Examples of GE Plants: * Bt Crops: (Tobacco, corn, soy) Express a toxin from Bacillus thuringiensis that acts as an insecticide for moths/butterflies. * Roundup Ready Crops: resistant to glyphosate (herbicide) which normally interferes with the ESPS synthase enzyme required for amino acid synthesis (tyrosine, tryptophan, phenylalanine). * Golden Rice: Engineered to biosynthesize beta-carotene (Vitamin A precursor) in edible parts.

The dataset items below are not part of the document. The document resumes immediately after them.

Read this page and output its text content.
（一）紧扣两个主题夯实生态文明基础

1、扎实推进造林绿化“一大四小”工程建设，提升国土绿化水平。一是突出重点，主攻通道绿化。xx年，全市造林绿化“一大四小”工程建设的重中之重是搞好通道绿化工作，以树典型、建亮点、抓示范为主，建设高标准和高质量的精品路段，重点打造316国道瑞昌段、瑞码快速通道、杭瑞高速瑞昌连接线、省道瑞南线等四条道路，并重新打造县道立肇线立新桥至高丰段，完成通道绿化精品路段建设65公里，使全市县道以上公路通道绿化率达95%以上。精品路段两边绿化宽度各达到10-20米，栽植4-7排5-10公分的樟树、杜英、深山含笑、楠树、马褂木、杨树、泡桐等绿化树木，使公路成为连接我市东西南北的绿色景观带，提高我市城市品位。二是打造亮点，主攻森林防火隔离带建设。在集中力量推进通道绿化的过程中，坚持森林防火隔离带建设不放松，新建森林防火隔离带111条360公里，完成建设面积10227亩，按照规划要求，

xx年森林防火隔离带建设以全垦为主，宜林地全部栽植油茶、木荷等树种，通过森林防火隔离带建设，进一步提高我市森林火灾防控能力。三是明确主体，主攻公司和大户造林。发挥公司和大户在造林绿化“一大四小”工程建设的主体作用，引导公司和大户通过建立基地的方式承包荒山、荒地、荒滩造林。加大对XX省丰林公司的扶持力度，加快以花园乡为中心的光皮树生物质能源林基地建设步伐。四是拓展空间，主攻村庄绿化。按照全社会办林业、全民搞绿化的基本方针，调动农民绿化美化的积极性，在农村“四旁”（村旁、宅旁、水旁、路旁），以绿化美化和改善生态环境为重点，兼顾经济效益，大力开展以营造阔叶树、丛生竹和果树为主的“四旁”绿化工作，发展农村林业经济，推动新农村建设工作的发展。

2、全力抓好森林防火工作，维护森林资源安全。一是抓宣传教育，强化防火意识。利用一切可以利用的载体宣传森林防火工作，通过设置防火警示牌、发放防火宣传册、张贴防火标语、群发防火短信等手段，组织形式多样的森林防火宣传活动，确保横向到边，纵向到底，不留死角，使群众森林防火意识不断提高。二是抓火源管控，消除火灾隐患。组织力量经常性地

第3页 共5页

Controversies and Risk Analysis: * Concerns: Toxicity to humans, "off-target" hits, insect/plant resistance, allergic reactions, and patenting/ownership issues. * Alternate Considerations: Safety of alternative pest controls, comparative yields, and environmental costs of herbicides vs. engineered solutions. * Decision Making: Requires a complex "cost-risk-benefit analysis" considering all alternatives; there are no simple answers.